Kamaljit Singh Banwait
However tough times get, parents never let the wishes of their children die. I fondly remember the Terylene shirt I got in class IX for scoring the highest in English. I have never been embarrassed to talk about my childhood days spent in poverty. My uniform was a khaki shirt, trousers and a pink patka. I used to wear the same clothes that I got stitched for the wedding of my cousins to go out. Since the wedding was on the same day, it saved me from repeating the outfit. Back then, wearing different outfits for different occasions wasn’t a trend either.

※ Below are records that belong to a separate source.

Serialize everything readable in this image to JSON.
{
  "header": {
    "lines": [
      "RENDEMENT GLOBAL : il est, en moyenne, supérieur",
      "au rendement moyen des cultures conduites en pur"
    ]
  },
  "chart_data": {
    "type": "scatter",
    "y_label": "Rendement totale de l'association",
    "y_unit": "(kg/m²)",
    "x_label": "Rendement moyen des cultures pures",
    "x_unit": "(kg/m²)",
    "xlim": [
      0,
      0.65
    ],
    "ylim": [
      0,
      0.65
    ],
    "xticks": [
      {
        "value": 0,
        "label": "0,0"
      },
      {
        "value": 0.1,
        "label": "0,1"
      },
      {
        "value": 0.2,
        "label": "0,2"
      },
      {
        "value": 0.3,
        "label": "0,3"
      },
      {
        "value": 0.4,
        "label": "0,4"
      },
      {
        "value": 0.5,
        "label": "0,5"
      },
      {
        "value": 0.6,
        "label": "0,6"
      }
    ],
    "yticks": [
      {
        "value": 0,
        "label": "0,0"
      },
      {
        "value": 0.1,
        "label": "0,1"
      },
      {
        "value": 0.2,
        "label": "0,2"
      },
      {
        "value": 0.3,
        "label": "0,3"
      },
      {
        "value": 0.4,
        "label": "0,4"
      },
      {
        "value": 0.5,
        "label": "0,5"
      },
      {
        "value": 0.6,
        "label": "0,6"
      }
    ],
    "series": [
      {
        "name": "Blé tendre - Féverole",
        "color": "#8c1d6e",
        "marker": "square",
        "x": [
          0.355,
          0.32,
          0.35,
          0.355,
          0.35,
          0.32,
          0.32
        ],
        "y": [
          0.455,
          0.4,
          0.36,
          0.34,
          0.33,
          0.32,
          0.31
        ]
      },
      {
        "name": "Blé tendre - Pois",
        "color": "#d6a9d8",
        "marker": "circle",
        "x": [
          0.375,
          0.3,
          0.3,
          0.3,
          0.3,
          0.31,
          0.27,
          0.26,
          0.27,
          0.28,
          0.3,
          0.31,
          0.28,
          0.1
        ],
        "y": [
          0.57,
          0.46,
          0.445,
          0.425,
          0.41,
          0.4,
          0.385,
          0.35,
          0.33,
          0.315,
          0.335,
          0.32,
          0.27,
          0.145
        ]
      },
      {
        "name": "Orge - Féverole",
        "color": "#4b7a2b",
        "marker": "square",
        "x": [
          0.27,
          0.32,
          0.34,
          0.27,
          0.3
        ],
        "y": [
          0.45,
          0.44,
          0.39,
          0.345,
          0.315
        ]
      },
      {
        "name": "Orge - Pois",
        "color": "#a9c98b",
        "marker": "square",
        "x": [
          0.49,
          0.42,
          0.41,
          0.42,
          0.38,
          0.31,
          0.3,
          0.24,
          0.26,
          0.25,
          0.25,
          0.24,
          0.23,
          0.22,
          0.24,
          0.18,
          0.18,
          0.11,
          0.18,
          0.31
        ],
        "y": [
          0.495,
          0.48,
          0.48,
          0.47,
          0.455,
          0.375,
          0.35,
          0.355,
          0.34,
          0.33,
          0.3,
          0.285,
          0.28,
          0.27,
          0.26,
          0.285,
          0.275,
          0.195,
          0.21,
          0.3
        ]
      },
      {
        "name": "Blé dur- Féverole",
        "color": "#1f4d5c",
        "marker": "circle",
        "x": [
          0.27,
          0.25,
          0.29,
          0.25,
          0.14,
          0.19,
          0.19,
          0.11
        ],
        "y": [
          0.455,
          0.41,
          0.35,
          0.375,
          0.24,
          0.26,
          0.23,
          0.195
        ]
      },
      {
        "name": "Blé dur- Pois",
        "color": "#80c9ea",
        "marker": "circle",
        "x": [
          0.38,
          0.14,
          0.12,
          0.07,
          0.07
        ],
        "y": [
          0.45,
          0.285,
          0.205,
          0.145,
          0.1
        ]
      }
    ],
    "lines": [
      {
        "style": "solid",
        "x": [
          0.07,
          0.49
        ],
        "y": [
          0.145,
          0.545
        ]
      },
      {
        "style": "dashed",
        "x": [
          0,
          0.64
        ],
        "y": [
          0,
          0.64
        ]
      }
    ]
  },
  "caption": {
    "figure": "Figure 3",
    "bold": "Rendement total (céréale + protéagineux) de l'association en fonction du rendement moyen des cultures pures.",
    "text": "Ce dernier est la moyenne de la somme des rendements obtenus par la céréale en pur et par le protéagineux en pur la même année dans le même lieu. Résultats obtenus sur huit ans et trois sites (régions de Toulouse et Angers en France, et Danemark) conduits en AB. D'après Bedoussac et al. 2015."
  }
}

Due to my mother’s illness, I took charge of kitchen and cattle at an early age. I borrowed money to pay my college fee. Till class XII, I wore altered clothes of my elder brother. This makes me recall the memory of my Stretchlon trousers. I passed out from Sikh National College, Banga, and a year later, I was chosen as the editor of the Punjabi section of the college magazine, Charan Kamal. Subsequently, I became the president of the association of young writers and speakers of the college. I was told to organise a poem recitation competition and since I spoke well, I could host it too!
Till then, I used to wear white pyjamas or my elder brother’s altered trousers. I had to join the chief guest on the dais. I nervously shared my shame of not having trousers for the event with my mother. She went straight to the storeroom and took out a piece of burgundy Stretchlon cloth from the chest. The almond-coloured shirt that I used to wear in class IX grabbed my attention. The event was due in three weeks, which gave the tailor time to sew the trousers. The cloth was bought by my elder brother who was home on vacation from Nagaland where he was posted. My mother saved it, so he could wear it on our eldest brother’s wedding. Maybe that’s why I just got a shirt to wear for the wedding. Regardless, the cloth wasn’t used by either of us.
I finally figured my outfit for the event, but learnt about my father’s rice-thrashing day. This abrupt change in schedule, a day before the event, got me worried as rice-thrashing always left me with a troubled throat and tired arms. After working till noon, I reasoned with my father how the sore throat would affect my speech.
My mother overheard the conversation, and while binding the straw, gave me a remedy that involved keeping cilantro seeds in my mouth. I hosted the event well. Her remedy had worked wonders.
Now, weeks before my daughter’s inter-university debate competition, we ended up using the same remedy to give her voice a good texture.
When my wife got silk trousers and turquoise jacket stitched for our son’s first birthday, and while growing up the luxury of having branded clothes and even a fresh suit for his college party didn’t intrigue him, the reminiscences of my past had me relive the moment when I was grateful for having Stretchlon burgundy bellbottoms and a Terylene shirt.